Así, pues, de acuerdo a lo que se ha podido establecer, los toscanos esperarían la noche el 24 de marzo
del año 1.000, los pisanos ese mismo día pero en el año 999 y los españoles el 31 de diciembre de 962,
de acuerdo al calendario juliano. ¿Cuándo ocurrió la fatídica noche del milenio según Michelet?
Y todo esto no es otra cosa que el rigor actual del estudio de la Historia, desentrañar cuanto sea
posible la verdad del pasado, verdad pura y transparente, sin mitos ni fantasías. Aunque
necesario, las normas del historiador producen a veces desencanto en el lector que ha quedado
prendado de una imagen del pasado que le identifica, le anima, le proyecta, ya que la percepción
que el hombre común tiene de su pasado -conciencia de su pasado que es, en verdad, lo que lo
convierte en un ser humano- es también parte de la Historia. El historiador tiene el deber de
señalar la falsedad de esta ilusión presentando la verdad de lo efectivamente sucedido,
hurgando tanto en la lastimosa miseria humana como también en su esperanzad ora grandeza.

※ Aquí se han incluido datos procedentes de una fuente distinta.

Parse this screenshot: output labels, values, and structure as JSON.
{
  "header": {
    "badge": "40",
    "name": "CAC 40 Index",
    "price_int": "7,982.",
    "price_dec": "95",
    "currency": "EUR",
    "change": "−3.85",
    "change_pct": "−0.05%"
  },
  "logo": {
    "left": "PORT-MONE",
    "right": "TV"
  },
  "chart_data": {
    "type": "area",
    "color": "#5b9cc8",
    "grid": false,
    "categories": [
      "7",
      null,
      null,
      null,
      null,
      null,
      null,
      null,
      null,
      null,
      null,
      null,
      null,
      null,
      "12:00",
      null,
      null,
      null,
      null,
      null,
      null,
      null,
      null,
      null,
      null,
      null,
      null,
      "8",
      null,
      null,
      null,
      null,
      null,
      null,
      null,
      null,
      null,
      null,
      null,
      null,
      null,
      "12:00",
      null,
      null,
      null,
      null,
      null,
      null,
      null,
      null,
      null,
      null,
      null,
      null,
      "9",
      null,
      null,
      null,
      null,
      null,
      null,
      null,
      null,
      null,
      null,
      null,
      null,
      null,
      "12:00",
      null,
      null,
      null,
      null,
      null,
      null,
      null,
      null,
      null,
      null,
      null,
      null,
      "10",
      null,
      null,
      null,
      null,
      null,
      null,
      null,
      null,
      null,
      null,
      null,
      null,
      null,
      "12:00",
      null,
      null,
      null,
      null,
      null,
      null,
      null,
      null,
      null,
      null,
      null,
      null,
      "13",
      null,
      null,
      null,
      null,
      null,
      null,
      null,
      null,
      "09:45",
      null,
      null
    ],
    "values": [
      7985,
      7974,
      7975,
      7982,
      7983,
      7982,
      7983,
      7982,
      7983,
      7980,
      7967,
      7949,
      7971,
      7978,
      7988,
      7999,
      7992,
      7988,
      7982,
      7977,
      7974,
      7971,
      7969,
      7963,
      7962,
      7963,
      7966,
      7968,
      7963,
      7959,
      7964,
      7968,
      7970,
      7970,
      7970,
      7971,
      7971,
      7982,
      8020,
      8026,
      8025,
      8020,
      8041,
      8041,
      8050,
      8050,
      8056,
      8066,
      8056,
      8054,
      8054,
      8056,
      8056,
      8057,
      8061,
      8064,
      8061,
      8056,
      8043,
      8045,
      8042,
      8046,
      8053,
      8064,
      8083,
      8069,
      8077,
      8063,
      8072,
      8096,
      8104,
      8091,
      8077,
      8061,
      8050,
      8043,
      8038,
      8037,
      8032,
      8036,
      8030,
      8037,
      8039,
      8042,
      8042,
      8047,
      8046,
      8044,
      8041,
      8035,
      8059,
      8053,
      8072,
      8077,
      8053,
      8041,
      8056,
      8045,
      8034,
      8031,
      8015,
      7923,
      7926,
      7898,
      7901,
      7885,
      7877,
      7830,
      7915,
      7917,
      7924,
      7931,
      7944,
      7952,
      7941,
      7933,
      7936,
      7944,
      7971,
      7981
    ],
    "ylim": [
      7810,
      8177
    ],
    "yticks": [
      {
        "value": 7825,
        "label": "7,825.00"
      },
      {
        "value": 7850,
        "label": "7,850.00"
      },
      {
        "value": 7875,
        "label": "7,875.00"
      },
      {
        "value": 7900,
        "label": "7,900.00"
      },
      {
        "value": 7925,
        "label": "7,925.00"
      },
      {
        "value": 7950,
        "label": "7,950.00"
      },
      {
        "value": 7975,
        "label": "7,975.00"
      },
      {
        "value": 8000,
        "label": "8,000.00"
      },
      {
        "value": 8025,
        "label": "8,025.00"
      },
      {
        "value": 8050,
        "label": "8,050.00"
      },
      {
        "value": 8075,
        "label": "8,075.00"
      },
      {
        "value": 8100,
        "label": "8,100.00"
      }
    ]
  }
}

Al destruir la imagen creada por la imaginación popular, se borra también una parte de la
realidad, porque la vida, junto a la existencia de las cosas y los hechos objetivos, es también
ilusión, sueño, quimera ¿Será la realidad sólo lo que vemos o es, asimismo, lo que queremos ver,
lo que soñamos viendo? Por eso la tarea de revisar la Historia y corregir los errores de
interpretación, sabe a un gustillo a parricidio, un tono amargo se dibuja siempre en la
destrucción de imágenes, porque ellas han sido.Y son parte del ser humano. Algo al interior de
nosotros mismos -quizás lo más querido- se desvanece al derrumbarse una imagen en la que hemos creído. En la
actualidad, para reconstruir el pasado, los modernos historiadores cuentan con esa representación Ideal con la
que la naturaleza del hombre se nutre para soportar un presente mezquino en que la Vida le ha impuesto vivir.
Ella también es creación humana y muy digna, utopía que puede llevarnos la Vida alcanzada, que encandila a los
ilusos y a los benditos, dice Serrat, pero que sin ella esta vida sería como un ensayo para la muerte. Acaso como
en la mente de Segismundo, la vida tal vez sea un sueño también.